At the right-hand side of the “mountain path,” just past the Nitobe lantern, is a rock with a cleft. At 4:00 pm on October 15, the day of Nitobe’s death, the sun shines through the Nitobe lantern and strikes the rock cleft.— UBC Botanical Garden website
Spring Flowers in the Nitobe Garden
Plants in the Garden
The numerous plants in the Nitobe garden are interesting for someone who enjoys observing the natural world. They create a very attractive landscape. At some times of the year, nature offers additional highlights to a visit. In April, there is cherry blossom in the garden. July brings iris flowers and October reveals the beauty of colourful maple leaves.
Most of the irises and azaleas and some of the cherry and maple trees in the garden were imported from Japan. The garden also includes shrubs and trees that are native to Canada but are trimmed in the Japanese fashion. The native plants include western red cedars and western hemlocks.
Like the plants, the beautiful koi add colour to the garden. Orange, black, grey, and multicoloured fish can be seen. Koi are a variety of the common carp and are bred as ornamental animals.
The Ceremonial Tea House
The Ceremonial Tea House is capable of offering a complete tea ceremony that lasts for hours and is filled with ritual and meaning. In Japanese culture, chado, or the Way of Tea, is an important concept. A ceremonial tea house is not simply a place where people drink a beverage.
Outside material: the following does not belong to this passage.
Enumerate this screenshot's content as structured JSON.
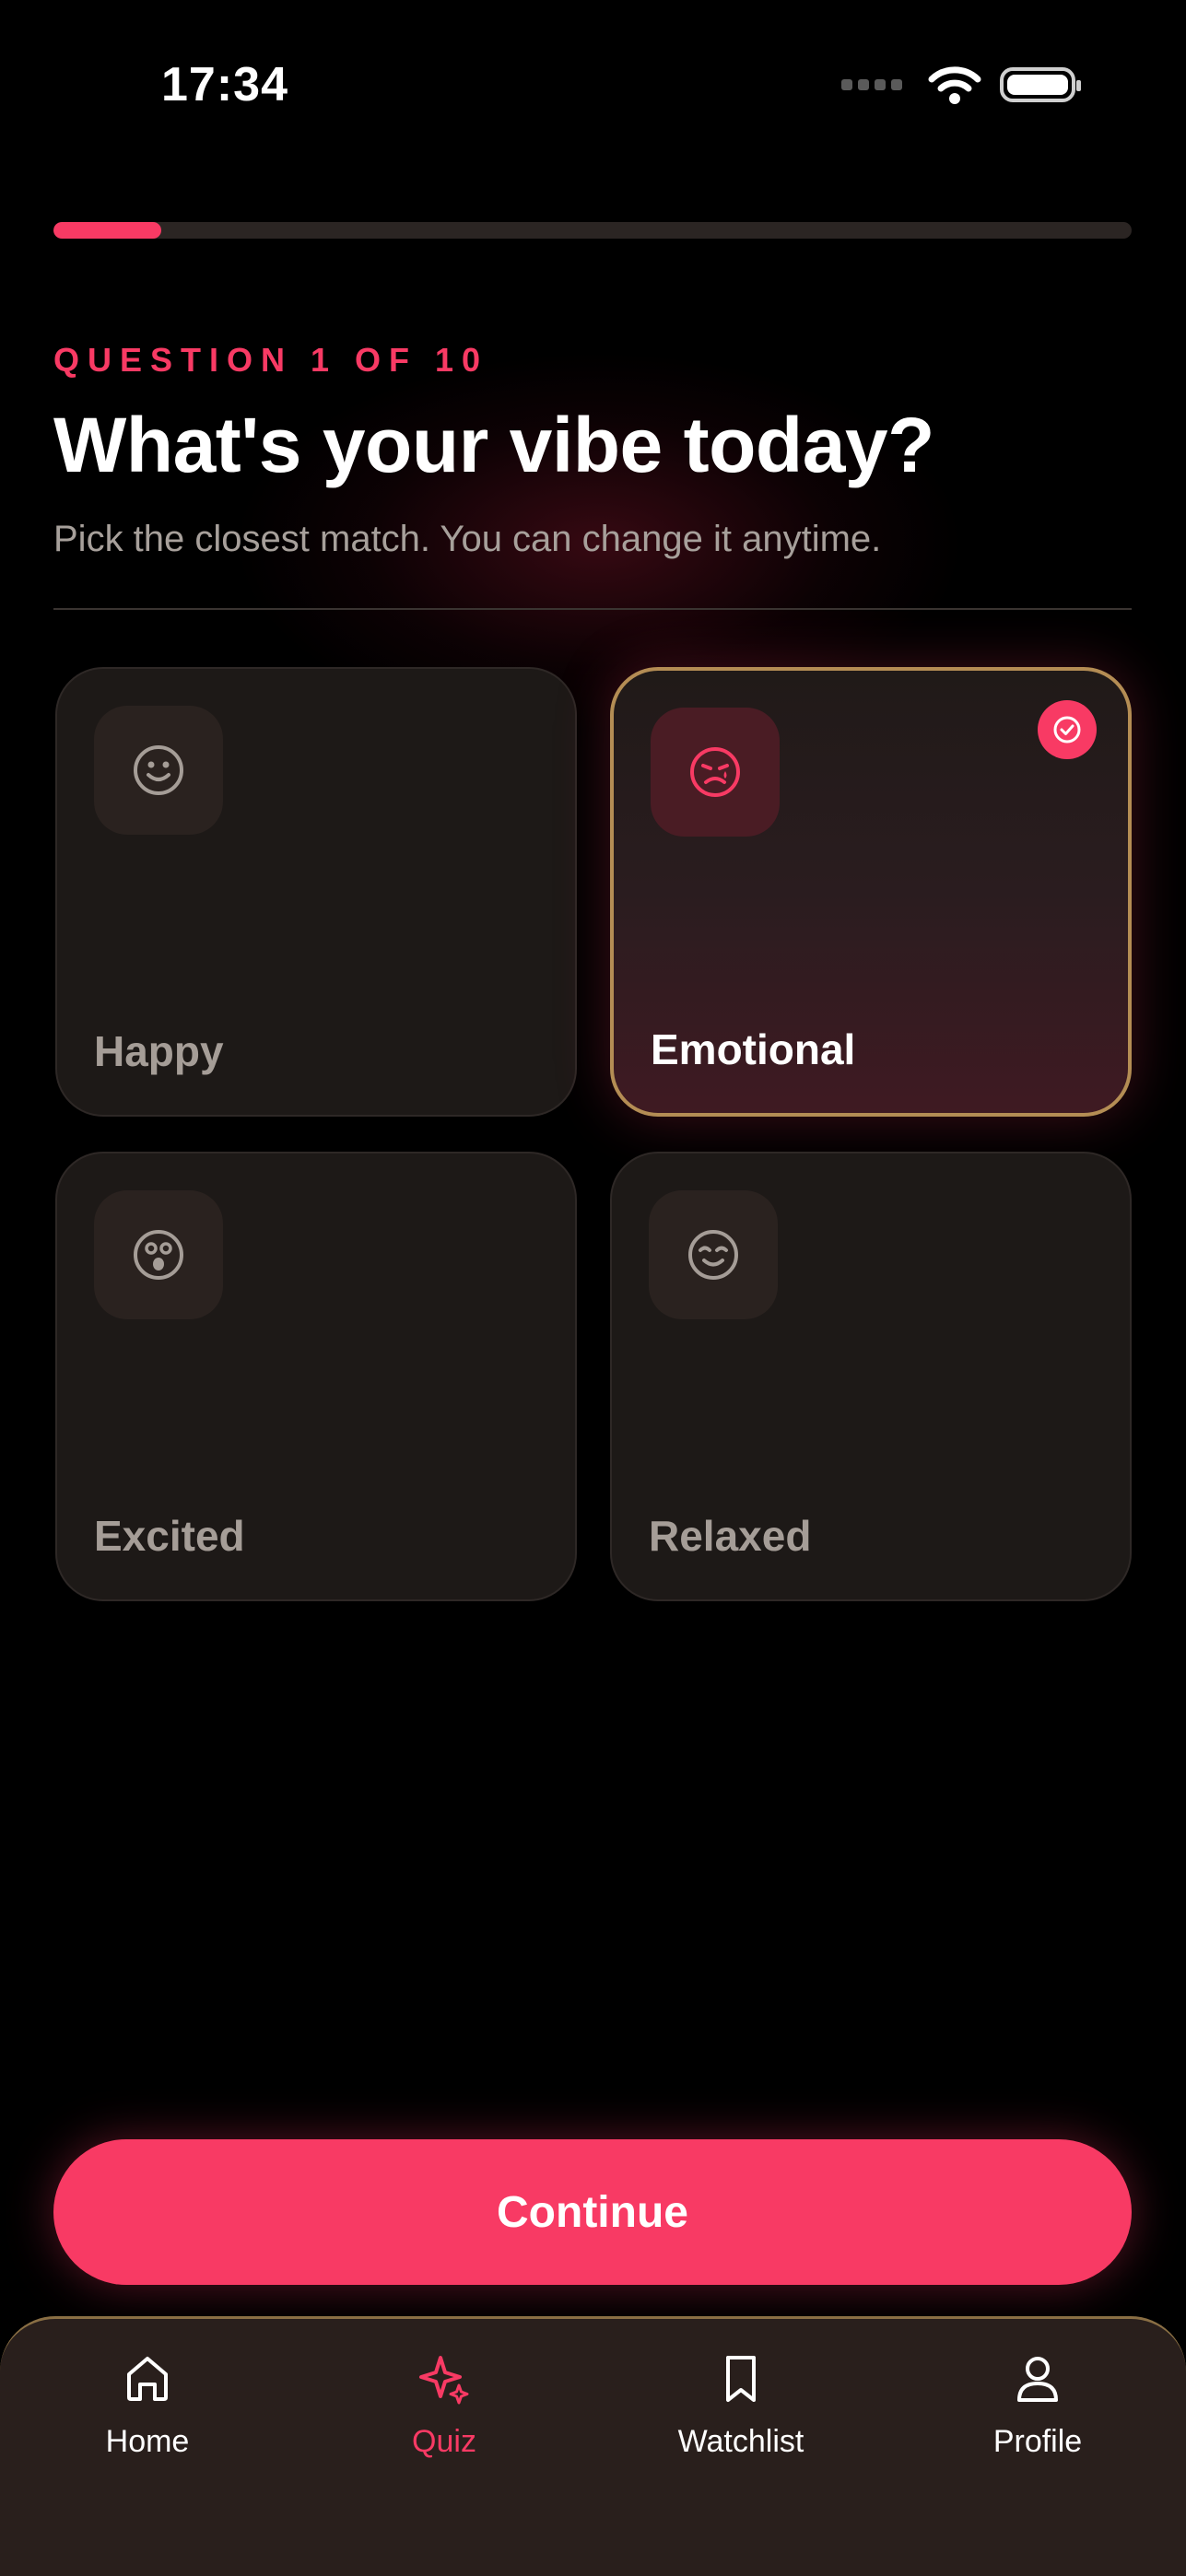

In summer, the Urasenke Foundation of Vancouver holds tea house sessions for the public. Reservations are recommended for these sessions since the number of visitors that can be accommodated is limited. The fee is $10. I've never attended one of the sessions myself, but they sound like an introduction to a tea ceremony. According to the garden website, visitors "can witness the formal preparation of tea and participate as guests".
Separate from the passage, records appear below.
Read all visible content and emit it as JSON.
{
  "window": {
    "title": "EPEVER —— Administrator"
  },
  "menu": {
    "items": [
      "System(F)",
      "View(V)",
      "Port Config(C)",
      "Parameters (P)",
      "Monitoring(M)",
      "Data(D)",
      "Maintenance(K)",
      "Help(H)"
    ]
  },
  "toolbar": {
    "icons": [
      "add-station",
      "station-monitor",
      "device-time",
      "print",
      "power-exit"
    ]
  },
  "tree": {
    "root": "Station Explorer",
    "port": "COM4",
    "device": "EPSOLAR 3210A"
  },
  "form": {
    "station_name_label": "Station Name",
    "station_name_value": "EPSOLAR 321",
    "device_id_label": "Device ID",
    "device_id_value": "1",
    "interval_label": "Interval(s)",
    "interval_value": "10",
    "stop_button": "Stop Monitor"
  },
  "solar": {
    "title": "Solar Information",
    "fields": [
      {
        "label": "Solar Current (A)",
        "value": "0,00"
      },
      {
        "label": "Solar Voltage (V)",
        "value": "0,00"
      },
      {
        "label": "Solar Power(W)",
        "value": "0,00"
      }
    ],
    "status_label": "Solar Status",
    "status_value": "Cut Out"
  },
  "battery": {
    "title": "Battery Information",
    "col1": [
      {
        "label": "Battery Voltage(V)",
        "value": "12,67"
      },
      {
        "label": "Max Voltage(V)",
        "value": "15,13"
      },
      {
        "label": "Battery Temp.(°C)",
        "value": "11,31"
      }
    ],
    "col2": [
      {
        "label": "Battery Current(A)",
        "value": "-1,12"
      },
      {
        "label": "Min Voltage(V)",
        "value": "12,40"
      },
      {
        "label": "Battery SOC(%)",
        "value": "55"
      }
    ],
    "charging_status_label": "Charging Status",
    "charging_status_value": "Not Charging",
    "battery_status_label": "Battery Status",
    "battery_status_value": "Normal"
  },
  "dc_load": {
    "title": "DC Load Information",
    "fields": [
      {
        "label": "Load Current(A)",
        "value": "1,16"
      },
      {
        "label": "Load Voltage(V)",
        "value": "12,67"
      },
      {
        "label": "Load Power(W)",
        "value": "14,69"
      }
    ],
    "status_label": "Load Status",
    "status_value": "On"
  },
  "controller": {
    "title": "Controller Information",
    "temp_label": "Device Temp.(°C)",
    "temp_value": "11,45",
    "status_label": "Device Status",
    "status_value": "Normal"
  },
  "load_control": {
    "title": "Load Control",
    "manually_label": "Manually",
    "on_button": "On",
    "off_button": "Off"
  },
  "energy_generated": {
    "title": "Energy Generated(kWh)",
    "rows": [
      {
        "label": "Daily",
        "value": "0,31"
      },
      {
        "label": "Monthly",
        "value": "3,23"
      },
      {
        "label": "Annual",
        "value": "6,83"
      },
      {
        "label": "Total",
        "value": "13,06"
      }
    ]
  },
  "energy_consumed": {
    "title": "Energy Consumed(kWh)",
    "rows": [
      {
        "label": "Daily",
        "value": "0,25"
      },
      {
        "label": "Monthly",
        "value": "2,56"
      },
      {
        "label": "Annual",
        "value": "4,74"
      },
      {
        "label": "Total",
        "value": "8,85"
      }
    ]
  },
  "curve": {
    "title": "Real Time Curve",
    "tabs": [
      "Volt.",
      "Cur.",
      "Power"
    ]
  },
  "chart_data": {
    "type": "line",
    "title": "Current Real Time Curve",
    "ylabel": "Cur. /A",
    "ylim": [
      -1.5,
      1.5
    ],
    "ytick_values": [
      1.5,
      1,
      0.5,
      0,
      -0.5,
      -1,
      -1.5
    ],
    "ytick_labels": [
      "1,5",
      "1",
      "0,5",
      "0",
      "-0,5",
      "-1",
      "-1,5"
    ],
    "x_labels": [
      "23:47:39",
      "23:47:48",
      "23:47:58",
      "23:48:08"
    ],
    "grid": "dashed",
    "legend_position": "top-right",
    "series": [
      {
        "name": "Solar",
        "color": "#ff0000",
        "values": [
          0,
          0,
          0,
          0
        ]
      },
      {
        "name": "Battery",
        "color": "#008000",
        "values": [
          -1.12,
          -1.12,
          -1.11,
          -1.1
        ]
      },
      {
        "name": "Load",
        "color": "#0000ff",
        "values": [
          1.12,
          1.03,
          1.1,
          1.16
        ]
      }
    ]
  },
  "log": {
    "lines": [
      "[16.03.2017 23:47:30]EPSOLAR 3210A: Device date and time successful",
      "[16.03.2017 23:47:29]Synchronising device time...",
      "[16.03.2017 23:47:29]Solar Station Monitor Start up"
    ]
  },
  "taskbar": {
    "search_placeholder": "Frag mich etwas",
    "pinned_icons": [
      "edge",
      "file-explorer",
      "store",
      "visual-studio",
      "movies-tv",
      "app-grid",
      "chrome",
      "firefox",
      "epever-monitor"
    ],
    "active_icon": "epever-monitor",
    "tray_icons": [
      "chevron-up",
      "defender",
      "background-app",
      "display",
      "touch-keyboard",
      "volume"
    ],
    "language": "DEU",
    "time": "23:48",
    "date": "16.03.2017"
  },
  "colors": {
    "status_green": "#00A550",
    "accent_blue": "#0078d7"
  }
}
Admission Cost and Open Hours
Admission to the Nitobe Memorial Garden currently costs $7 for an adult. Lower rates are available for people in certain categories, such as youth and people aged sixty-five or older. Combining a visit to the botanical garden and the Nitobe garden is less expensive than buying a separate ticket for each facility. Passes that provide admission to several UBC facilities are available. Admission to each of the gardens in winter is by donation.
The Nitobe garden is open all year. From March 13th to October 31st it's open every day from 11 a.m. to 4:30 p.m. From November 1st to March 12th it's open only on weekdays and only from 10 a.m. to 2 p.m. The garden is open on all statutary holidays during the first period described above and closed on statutory holidays during the second period. In addition, if a statutary holiday falls on a weekend during the second period, the garden will be closed on the following Monday.
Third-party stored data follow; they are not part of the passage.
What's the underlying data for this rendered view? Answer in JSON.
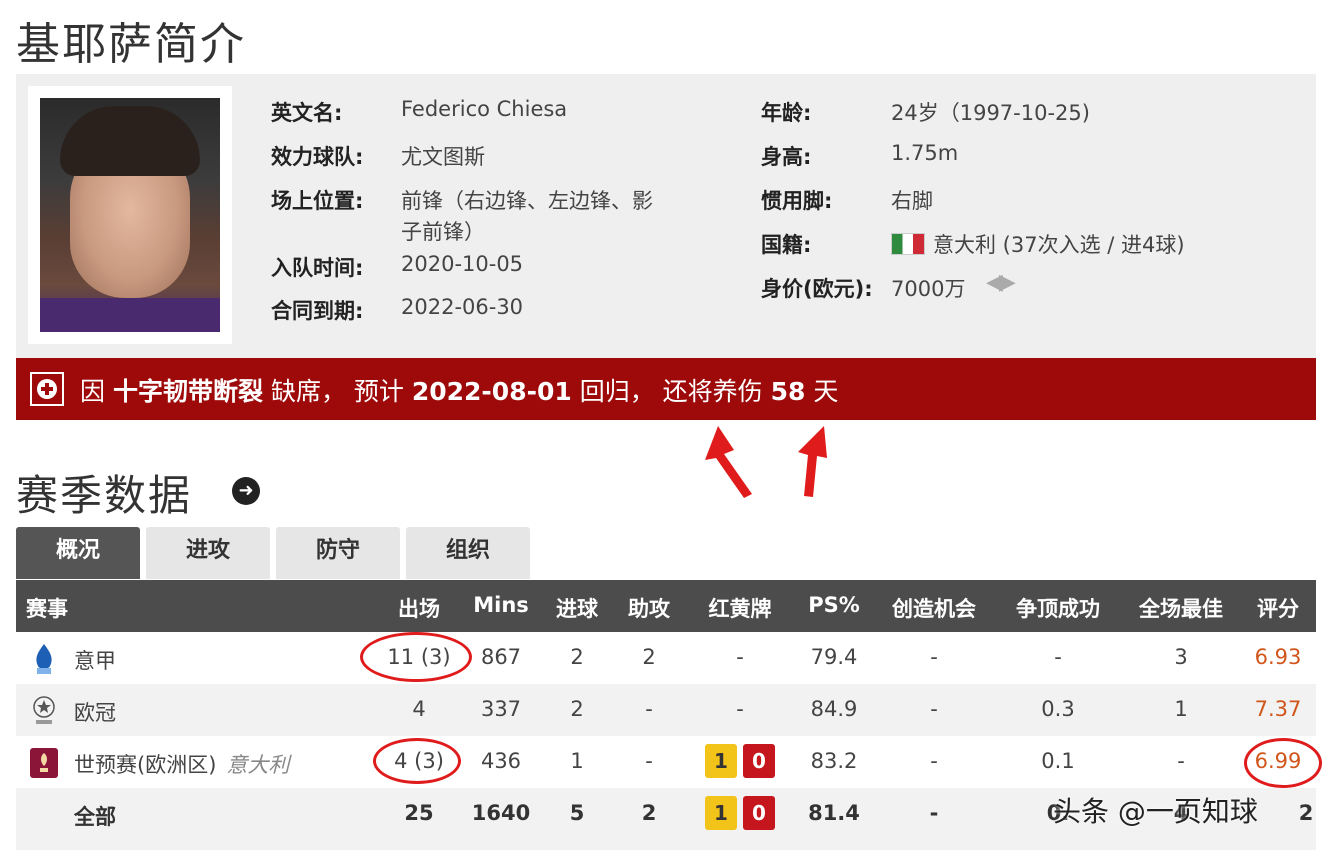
{
  "page_title": "基耶萨简介",
  "profile": {
    "english_name_label": "英文名:",
    "english_name": "Federico Chiesa",
    "team_label": "效力球队:",
    "team": "尤文图斯",
    "position_label": "场上位置:",
    "position_line1": "前锋（右边锋、左边锋、影",
    "position_line2": "子前锋）",
    "join_label": "入队时间:",
    "join_date": "2020-10-05",
    "contract_label": "合同到期:",
    "contract_date": "2022-06-30",
    "age_label": "年龄:",
    "age": "24岁（1997-10-25)",
    "height_label": "身高:",
    "height": "1.75m",
    "foot_label": "惯用脚:",
    "foot": "右脚",
    "nationality_label": "国籍:",
    "nationality": "意大利 (37次入选 / 进4球)",
    "value_label": "身价(欧元):",
    "value": "7000万",
    "flag_colors": [
      "#2e8b3e",
      "#ffffff",
      "#cf2b37"
    ]
  },
  "injury": {
    "prefix": "因",
    "injury_name": "十字韧带断裂",
    "mid1": "缺席，   预计",
    "return_date": "2022-08-01",
    "mid2": "回归，  还将养伤",
    "days": "58",
    "suffix": "天",
    "background_color": "#9e0a0a"
  },
  "season": {
    "title": "赛季数据",
    "tabs": [
      "概况",
      "进攻",
      "防守",
      "组织"
    ],
    "active_tab": "概况"
  },
  "table": {
    "headers": {
      "competition": "赛事",
      "apps": "出场",
      "mins": "Mins",
      "goals": "进球",
      "assists": "助攻",
      "cards": "红黄牌",
      "ps": "PS%",
      "chances": "创造机会",
      "aerials": "争顶成功",
      "motm": "全场最佳",
      "rating": "评分"
    },
    "rows": [
      {
        "competition": "意甲",
        "icon": "serie-a-icon",
        "apps": "11 (3)",
        "mins": "867",
        "goals": "2",
        "assists": "2",
        "cards": "-",
        "ps": "79.4",
        "chances": "-",
        "aerials": "-",
        "motm": "3",
        "rating": "6.93"
      },
      {
        "competition": "欧冠",
        "icon": "champions-league-icon",
        "apps": "4",
        "mins": "337",
        "goals": "2",
        "assists": "-",
        "cards": "-",
        "ps": "84.9",
        "chances": "-",
        "aerials": "0.3",
        "motm": "1",
        "rating": "7.37"
      },
      {
        "competition": "世预赛(欧洲区)",
        "nation": "意大利",
        "icon": "world-cup-qualifier-icon",
        "apps": "4 (3)",
        "mins": "436",
        "goals": "1",
        "assists": "-",
        "yellow": "1",
        "red": "0",
        "ps": "83.2",
        "chances": "-",
        "aerials": "0.1",
        "motm": "-",
        "rating": "6.99"
      },
      {
        "competition": "全部",
        "apps": "25",
        "mins": "1640",
        "goals": "5",
        "assists": "2",
        "yellow": "1",
        "red": "0",
        "ps": "81.4",
        "chances": "-",
        "aerials": "0.",
        "motm": "4",
        "rating": "2"
      }
    ]
  },
  "watermark": "头条 @一页知球",
  "colors": {
    "rating": "#d0561b",
    "yellow_card": "#f2c318",
    "red_card": "#c5161d",
    "annotation_red": "#e01b1b"
  }
}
The UBC link in the "References and Resources" section below should be checked before a visit to ensure that the admission prices and the information about open hours haven't changed.
The Nitobe Memorial Garden is well worth visiting, even if the visitor isn't interesting in symbolism or metaphorical meanings. It's a beautiful place to relax, especially for someone who enjoys being surrounded by plants and nature. It's also very conducive to contemplation as long as other visitors are reasonably quiet. I always enjoy my trips there.